The senior author of the second publication, an analysis for preventing firearm injuries, is Dr. Sandi Lam, vice chair for pediatric neurological surgery at Feinberg and the division chief of pediatric neurosurgery at Lurie Children’s. She performs brain surgeries on children who need help, such as those with epilepsy, tumors and neurovascular conditions. In trauma situations, that includes operating on children with head injuries from firearms.

“I wanted to study how neurosurgeons and doctors can proactively be involved to help people in a different way, to try to prevent these incidents,” Lam said.

In a structured scoping review of current literature published recently in the journal Neurosurgery, Lam and colleagues found the following factors helped reduce firearm injuries to children: 

1) Counseling of families and kids every time to they come to see the pediatrician about screening for firearms in the home, safe storage practices of firearms and ammunition in the home, and general firearm safety. The American Academy of Pediatrics has a toolkit on gun safety.

2) Community outreach, education and screening: initiatives such as extra-curricular activities and having work opportunities for older kids. “For instance, higher dropout rate from school is correlated with increased risk of firearm injury," Lam said.

3) Policies improving safety, such as child-access prevention laws. 

“Certain states have these laws that create accountability and liability for firearm owners if they allow children access to firearms,” Lam said. “The goal is to reduce childhood firearm-associated injuries which could be from suicides, homicides or accidents.”

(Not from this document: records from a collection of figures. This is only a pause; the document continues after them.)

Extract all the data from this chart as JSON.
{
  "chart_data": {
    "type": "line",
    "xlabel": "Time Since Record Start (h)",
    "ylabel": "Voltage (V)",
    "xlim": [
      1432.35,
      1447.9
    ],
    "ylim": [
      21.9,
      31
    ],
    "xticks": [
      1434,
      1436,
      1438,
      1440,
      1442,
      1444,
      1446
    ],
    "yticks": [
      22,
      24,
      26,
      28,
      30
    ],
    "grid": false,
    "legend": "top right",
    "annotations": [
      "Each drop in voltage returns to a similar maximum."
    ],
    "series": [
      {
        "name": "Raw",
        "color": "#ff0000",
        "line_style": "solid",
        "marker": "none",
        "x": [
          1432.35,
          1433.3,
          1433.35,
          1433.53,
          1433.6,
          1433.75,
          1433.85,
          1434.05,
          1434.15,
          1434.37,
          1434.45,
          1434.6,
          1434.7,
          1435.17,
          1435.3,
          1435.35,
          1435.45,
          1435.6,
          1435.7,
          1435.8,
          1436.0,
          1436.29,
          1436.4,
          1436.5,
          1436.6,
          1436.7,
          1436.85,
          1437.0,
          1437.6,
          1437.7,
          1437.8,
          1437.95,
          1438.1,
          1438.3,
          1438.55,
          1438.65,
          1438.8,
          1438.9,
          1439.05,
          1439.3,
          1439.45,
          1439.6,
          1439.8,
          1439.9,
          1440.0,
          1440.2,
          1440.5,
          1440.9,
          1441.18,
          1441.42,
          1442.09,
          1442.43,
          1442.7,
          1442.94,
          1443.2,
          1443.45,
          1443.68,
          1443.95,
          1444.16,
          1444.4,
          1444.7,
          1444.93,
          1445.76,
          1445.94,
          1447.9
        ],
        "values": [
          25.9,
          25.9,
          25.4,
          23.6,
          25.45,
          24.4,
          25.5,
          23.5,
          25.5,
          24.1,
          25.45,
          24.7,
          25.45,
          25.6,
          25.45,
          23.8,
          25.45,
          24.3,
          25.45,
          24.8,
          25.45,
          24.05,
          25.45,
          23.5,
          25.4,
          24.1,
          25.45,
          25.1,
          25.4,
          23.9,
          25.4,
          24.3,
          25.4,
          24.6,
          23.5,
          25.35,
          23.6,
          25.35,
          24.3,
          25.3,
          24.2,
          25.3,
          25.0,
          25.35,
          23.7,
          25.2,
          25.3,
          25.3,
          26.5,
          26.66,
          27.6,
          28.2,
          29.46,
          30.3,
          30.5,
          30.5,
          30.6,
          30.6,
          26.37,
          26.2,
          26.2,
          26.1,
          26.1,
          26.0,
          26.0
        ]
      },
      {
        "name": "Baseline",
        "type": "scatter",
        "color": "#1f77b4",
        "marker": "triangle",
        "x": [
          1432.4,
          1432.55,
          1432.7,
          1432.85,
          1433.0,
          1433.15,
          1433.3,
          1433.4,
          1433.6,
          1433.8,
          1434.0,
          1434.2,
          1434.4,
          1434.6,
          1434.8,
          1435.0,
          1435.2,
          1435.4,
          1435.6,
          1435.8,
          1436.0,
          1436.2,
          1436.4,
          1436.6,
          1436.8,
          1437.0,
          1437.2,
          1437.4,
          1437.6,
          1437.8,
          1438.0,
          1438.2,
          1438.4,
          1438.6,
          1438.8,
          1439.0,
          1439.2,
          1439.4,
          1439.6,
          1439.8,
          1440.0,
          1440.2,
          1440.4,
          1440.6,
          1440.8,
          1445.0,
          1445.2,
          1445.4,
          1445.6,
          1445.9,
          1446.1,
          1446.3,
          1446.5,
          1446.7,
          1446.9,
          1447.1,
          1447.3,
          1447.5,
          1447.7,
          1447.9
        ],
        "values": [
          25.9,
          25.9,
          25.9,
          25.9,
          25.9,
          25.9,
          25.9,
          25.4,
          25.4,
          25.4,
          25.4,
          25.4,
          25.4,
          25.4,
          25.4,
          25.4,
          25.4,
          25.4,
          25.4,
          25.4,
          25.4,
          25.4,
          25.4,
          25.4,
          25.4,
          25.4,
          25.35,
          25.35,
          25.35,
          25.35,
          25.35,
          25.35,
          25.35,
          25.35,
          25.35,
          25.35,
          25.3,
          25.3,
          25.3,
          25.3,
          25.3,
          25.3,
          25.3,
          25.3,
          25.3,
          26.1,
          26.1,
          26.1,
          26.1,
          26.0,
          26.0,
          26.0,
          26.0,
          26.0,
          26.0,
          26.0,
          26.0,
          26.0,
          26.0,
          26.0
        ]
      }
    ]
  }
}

“It is understandable for people to feel scared and feel powerless,” Lam said. “As parents, do we need to worry when we send our kids to school? As community members, do we need to worry when we gather with others in our daily lives? As doctors, we are supposed to be helping and healing. It is natural to feel hopeless in our oath to help people when children come to our hospitals badly injured by guns. In our profession, we are about protecting kids and helping people.”

The study does not propose new ideas, Lam said, but is a structured synthesis of published literature to provide a reliable framework. 

“We can inform ourselves and our readers with data and science to understand how to be part of the solution,” Lam said. “There are multiple ways to promote safety for our patients, families, and communities." 

Of her own life, Lam said, “If my kids are going to a friend’s house, I check to see if there are guns in the home and how they are secured. I do everything I can do to keep them safe.”